How To Improve Your Happiness and Well-being
I’ll be the first declare that I am no happiness coach, nor do I have happiness all figured out. I am on my own journey to discovering and doing more of what makes me happy to improve my overall well-being. So, while happiness is a subjective and emotional state and your source of happiness might be different from mine, there is consensus that happiness is something we can all cultivate and is not just a benefit to be enjoyed by the rich, successful, or famous.
So here are some suggested tips from Action for Happiness that you can use to improve your happiness and get more satisfaction in your life:
- Do things for others: Caring about others is fundamental to our happiness. Helping other people is not only good for them; it’s good for us too. So, if you want to feel good, do good.
- Connect with people: Our relationships with other people are the most important thing for our happiness. People with strong relationships are happier, healthier and live longer.
- Take care of your body: Our body and mind are connected. Being active makes us happier as well as healthier. It instantly improves our mood and can even lift us out of depression.
- Keep learning: Learning affects our wellbeing in lots of positive ways. It exposes us to new ideas and helps us stay curious and engaged.
- Have goals to look forward to: Feeling good about the future is important for our happiness. We all need goals to motivate us and these have to be challenging enough to excite us, but also achievable.
- Find ways to bounce back: All of us have times of stress, loss, failure or trauma in our lives. How we respond to these events has a big impact on our wellbeing.
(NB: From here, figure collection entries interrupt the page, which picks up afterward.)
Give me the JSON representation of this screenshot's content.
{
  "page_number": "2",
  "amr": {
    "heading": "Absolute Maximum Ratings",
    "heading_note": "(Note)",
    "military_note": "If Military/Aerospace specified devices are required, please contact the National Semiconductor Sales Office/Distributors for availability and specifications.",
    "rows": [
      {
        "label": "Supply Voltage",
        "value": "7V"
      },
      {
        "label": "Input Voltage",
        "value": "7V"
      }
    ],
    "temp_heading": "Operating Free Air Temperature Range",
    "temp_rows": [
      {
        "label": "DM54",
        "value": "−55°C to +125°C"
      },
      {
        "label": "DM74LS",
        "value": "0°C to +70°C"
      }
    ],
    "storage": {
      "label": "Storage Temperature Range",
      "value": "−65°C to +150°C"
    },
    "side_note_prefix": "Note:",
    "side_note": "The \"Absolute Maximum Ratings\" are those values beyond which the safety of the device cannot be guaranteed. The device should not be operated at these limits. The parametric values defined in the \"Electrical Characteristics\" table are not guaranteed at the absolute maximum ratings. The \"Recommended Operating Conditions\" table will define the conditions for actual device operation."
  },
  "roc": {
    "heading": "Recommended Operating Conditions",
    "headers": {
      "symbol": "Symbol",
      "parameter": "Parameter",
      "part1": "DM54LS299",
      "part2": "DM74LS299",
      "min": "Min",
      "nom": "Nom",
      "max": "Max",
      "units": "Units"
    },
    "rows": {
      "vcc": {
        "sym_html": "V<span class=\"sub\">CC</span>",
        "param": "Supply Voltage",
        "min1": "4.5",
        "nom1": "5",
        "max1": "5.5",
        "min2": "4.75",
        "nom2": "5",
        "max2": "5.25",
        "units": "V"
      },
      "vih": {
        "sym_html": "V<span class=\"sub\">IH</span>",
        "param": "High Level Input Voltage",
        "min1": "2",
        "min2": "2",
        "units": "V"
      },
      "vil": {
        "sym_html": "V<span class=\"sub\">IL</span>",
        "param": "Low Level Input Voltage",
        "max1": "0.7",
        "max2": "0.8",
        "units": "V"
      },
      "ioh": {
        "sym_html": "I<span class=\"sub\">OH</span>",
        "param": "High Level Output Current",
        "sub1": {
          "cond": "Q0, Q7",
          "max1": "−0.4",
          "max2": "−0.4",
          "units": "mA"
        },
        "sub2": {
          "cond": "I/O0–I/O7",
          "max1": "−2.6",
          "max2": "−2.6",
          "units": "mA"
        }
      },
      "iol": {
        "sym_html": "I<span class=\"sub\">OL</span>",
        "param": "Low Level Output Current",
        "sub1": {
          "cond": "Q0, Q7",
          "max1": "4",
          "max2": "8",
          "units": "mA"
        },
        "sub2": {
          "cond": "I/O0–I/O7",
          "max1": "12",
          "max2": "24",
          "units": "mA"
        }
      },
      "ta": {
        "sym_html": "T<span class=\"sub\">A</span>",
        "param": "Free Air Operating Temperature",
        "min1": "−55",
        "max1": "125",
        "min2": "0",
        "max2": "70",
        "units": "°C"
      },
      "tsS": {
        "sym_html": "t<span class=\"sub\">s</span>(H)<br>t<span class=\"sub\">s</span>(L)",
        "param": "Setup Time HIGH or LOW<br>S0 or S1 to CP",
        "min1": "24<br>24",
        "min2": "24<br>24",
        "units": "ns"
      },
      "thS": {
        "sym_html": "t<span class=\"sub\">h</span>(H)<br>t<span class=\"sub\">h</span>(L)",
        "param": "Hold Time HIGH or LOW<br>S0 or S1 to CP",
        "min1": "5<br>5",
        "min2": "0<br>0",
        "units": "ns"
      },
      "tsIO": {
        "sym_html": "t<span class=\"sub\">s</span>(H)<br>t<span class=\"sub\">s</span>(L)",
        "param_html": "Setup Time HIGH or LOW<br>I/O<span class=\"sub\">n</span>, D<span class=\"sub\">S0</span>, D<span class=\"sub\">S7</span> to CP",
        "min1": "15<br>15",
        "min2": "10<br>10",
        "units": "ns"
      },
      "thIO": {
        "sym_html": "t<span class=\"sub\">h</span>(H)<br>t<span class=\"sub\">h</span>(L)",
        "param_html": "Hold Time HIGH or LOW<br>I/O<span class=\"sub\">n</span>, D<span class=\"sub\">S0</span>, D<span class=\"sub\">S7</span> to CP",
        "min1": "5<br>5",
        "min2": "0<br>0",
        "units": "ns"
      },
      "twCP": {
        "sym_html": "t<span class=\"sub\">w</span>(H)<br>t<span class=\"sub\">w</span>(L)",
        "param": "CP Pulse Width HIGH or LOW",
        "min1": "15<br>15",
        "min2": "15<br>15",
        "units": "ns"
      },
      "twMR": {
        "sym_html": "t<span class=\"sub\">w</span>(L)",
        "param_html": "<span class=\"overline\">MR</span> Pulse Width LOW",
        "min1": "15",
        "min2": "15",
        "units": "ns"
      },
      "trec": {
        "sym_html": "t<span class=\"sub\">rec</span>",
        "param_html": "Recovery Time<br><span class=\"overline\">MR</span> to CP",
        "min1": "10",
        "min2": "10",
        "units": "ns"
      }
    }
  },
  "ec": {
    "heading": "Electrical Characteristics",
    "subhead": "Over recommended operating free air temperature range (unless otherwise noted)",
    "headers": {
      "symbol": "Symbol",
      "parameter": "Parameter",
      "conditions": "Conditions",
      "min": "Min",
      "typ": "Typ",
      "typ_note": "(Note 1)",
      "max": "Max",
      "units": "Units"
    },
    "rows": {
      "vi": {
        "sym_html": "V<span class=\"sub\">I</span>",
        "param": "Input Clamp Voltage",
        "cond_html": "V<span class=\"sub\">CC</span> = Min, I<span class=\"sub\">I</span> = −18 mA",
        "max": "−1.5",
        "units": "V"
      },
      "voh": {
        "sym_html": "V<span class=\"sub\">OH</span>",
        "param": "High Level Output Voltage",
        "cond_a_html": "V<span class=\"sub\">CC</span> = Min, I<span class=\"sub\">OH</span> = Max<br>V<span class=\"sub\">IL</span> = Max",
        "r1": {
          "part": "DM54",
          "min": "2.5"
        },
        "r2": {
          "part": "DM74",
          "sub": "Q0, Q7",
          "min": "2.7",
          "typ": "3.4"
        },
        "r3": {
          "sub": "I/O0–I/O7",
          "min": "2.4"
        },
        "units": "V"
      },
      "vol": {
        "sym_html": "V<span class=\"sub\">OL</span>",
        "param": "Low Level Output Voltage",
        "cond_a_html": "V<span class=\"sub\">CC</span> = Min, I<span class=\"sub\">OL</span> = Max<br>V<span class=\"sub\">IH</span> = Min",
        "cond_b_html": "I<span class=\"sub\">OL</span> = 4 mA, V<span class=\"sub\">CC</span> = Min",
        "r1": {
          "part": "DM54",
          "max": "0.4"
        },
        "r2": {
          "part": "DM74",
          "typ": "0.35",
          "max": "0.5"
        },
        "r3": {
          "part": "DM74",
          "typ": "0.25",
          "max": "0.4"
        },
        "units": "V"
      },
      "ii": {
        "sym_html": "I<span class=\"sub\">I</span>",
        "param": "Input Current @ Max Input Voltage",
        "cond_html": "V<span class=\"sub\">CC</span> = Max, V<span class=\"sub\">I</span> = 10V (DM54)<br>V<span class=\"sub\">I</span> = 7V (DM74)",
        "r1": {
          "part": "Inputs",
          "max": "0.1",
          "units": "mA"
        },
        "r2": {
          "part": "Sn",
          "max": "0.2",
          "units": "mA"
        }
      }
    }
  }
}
We often cannot choose what happens to us, but we can choose how we react to what happens.
- Take a positive approach: Positive emotions – like joy, gratitude, contentment, inspiration and pride – don’t just feel good when we experience them.
- Be comfortable with who you are: Nobody’s perfect. But so often we compare a negative view of ourselves with an unrealistic view of other people. Dwelling on our flaws – what we’re not rather than what we’ve got (See previous post)– makes it much harder to be happy.
- Be part of something bigger: People who have meaning and purpose in their lives are happier, feel more in control and get more out of what they do. You might find meaning and from doing a job that makes a difference, your religious or spiritual beliefs, or your family. While the answers vary for each of us, they all involve being connected to something bigger than ourselves.
At the end of the day, it is not what is happening that makes us happy or unhappy. It is how we respond that determines that. Don’t outsource your happiness to other people and external circumstances. Our happiness is our responsibility.